On Wednesday the show is handed over almost entirely to the audience in the form of a weekly jukebox episode. Links are bunged into the chat before the show starts and you have to pray your fingers are fast enough to ensure that you’ll get to experience the joy that comes with hearing your latest obsession or sentimental old favourite beamed across the airwaves for listeners from Stockholm to San Francisco to enjoy.

If you’re feeling brave, there’s always the option to call in directly – which is where the wonky magic happens. Make it through to the man himself, and he’ll have you singing for your supper. Well, for your request anyway. In lesser hands, on a lesser show, these crackly, often-disjointed interludes would be at best an irritation and at worse a show-ruiner. But this is Do!! You!!!, a place where the rough is taken just as readily as the smooth, where you endure a barely decipherable call from a listener who wants to hear Juicy because the next day you might get Beverly Glenn-Copeland in the studio.

Like most of us, Charlie is currently working from home: not even long standing breakfast show hosts are above social distancing. The fact he’s now broadcasting live from his living room rather than NTS’ studio adds another layer of intimacy to proceedings.

As confusion reigns, the need for normalcy becomes stronger than ever, and for many of us, that is found in regularity and routine. The show, as they say, must go on. This week, the shout outs – which are usually doled out like confetti during the course of an average show – have been coming from around the entire globe. It would seem that each and every continent has a contingent of hardcore NTS-listeners who are easing into the uncertain waters of quarantine with the help of an old familiar friend.

It’s heartening, reassuring, and in true Do!! You!!! Fashion, a little odd, as if the whole world has decided to camp out en masse in our bearded leader’s living room, relying on Theo Parrish b‑sides for sustenance.

As confusion reigns, the need for normalcy becomes stronger than ever, and for many of us, that is found in regularity and routine. The show, as they say, must go on.”
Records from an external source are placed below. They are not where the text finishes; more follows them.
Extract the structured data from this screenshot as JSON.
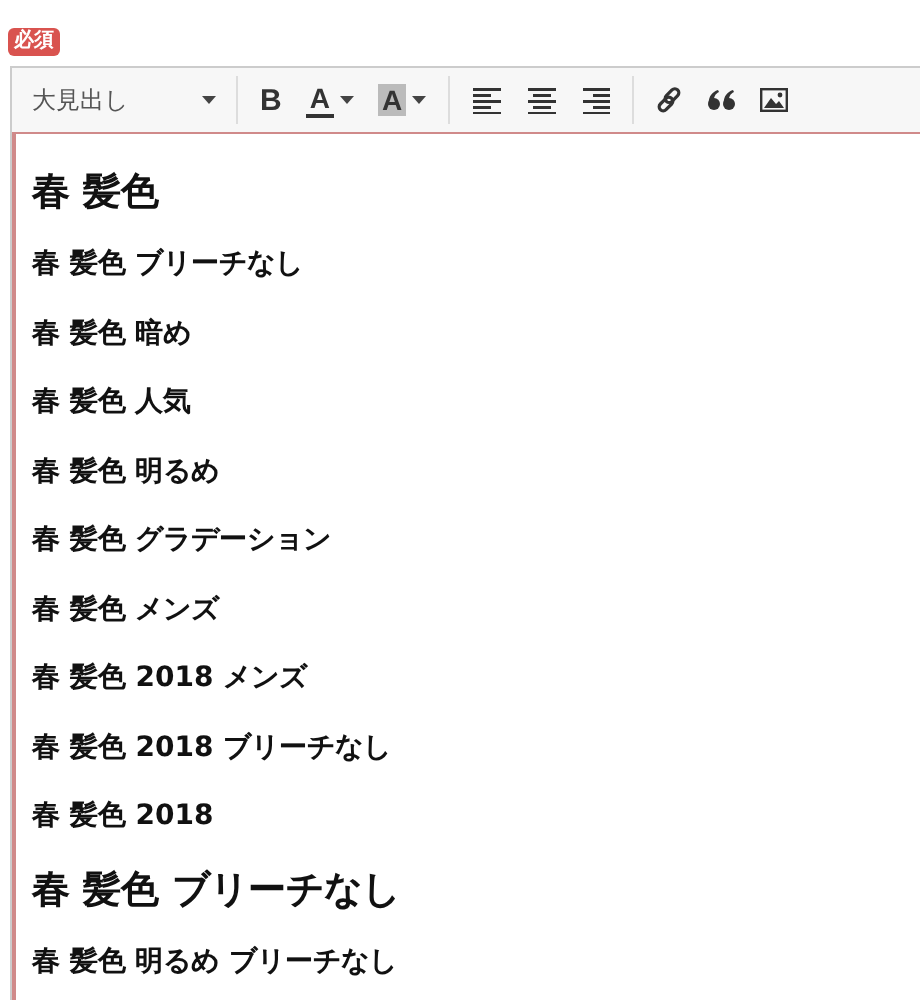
{
  "badge": "必須",
  "toolbar": {
    "groups": [
      [
        {
          "kind": "format",
          "label": "大見出し"
        }
      ],
      [
        {
          "kind": "bold",
          "label": "B"
        },
        {
          "kind": "font-color",
          "label": "A"
        },
        {
          "kind": "highlight",
          "label": "A"
        }
      ],
      [
        {
          "kind": "align-left"
        },
        {
          "kind": "align-center"
        },
        {
          "kind": "align-right"
        }
      ],
      [
        {
          "kind": "link"
        },
        {
          "kind": "quote"
        },
        {
          "kind": "image"
        }
      ]
    ]
  },
  "content": [
    {
      "kind": "large",
      "text": "春 髪色"
    },
    {
      "kind": "small",
      "text": "春 髪色 ブリーチなし"
    },
    {
      "kind": "small",
      "text": "春 髪色 暗め"
    },
    {
      "kind": "small",
      "text": "春 髪色 人気"
    },
    {
      "kind": "small",
      "text": "春 髪色 明るめ"
    },
    {
      "kind": "small",
      "text": "春 髪色 グラデーション"
    },
    {
      "kind": "small",
      "text": "春 髪色 メンズ"
    },
    {
      "kind": "small",
      "text": "春 髪色 2018 メンズ"
    },
    {
      "kind": "small",
      "text": "春 髪色 2018 ブリーチなし"
    },
    {
      "kind": "small",
      "text": "春 髪色 2018"
    },
    {
      "kind": "large",
      "text": "春 髪色 ブリーチなし"
    },
    {
      "kind": "small",
      "text": "春 髪色 明るめ ブリーチなし"
    }
  ]
}
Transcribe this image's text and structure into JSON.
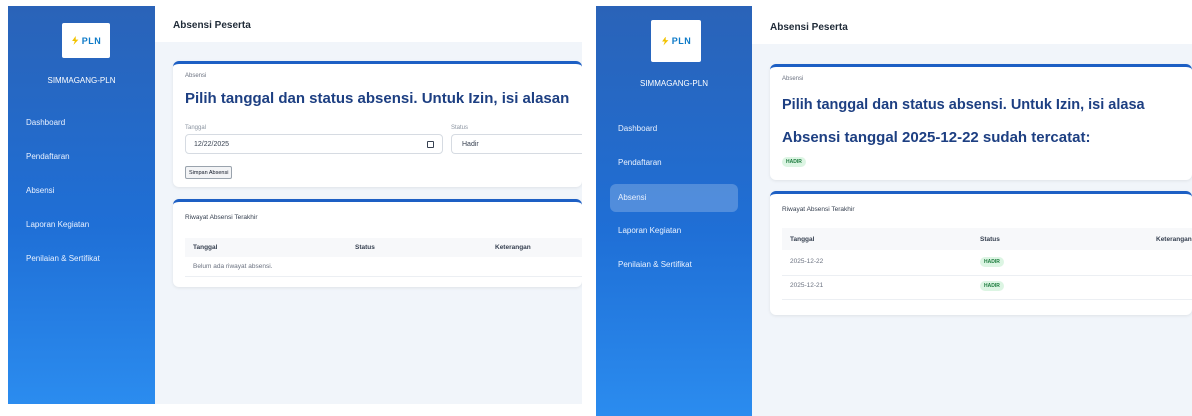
{
  "app": {
    "logo_text": "PLN",
    "brand": "SIMMAGANG-PLN",
    "page_title": "Absensi Peserta",
    "nav": [
      "Dashboard",
      "Pendaftaran",
      "Absensi",
      "Laporan Kegiatan",
      "Penilaian & Sertifikat"
    ],
    "active_nav": "Absensi"
  },
  "left": {
    "card_label": "Absensi",
    "headline": "Pilih tanggal dan status absensi. Untuk Izin, isi alasan",
    "date_label": "Tanggal",
    "date_value": "12/22/2025",
    "status_label": "Status",
    "status_value": "Hadir",
    "save_button": "Simpan Absensi",
    "history_title": "Riwayat Absensi Terakhir",
    "columns": [
      "Tanggal",
      "Status",
      "Keterangan"
    ],
    "empty_text": "Belum ada riwayat absensi."
  },
  "right": {
    "card_label": "Absensi",
    "headline": "Pilih tanggal dan status absensi. Untuk Izin, isi alasa",
    "recorded_text": "Absensi tanggal 2025-12-22 sudah tercatat:",
    "recorded_status": "HADIR",
    "history_title": "Riwayat Absensi Terakhir",
    "columns": [
      "Tanggal",
      "Status",
      "Keterangan"
    ],
    "rows": [
      {
        "date": "2025-12-22",
        "status": "HADIR"
      },
      {
        "date": "2025-12-21",
        "status": "HADIR"
      }
    ]
  },
  "colors": {
    "sidebar": "#1f6fd6",
    "accent": "#1d5fc4",
    "headline": "#1d3f82",
    "badge_bg": "#dcf5e3",
    "badge_text": "#1a7a3c"
  }
}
Put simply, the show has become fully embedded in my day-to-day life, and that of thousands of others. It’s there on sunny Friday mornings when life feels – and we need to remember here that it can feel like this and it will feel like this again – brilliant, and on overcast days in mid-December when it really, really, doesn’t. It is, I imagine, a similar feeling to the ones that perhaps your parents experienced when they heard John Peel’s show all those years ago: a point of certainty in a world full of twists and turns, false starts and dead ends.

An increasingly important part of this newly installed and likely hyper-extended experiment into the limits of sustaining a self in a world in which contact has largely been exorcised will be managing to cultivate a sense of community out of the isolatory confines of our immediate surroundings. If ever a bloke playing records on the radio was more than just a bloke playing records on the radio, it’s Do!! You!! And if we ever needed a bloke playing records on the radio to be more than just a bloke playing records on the radio, it’s now.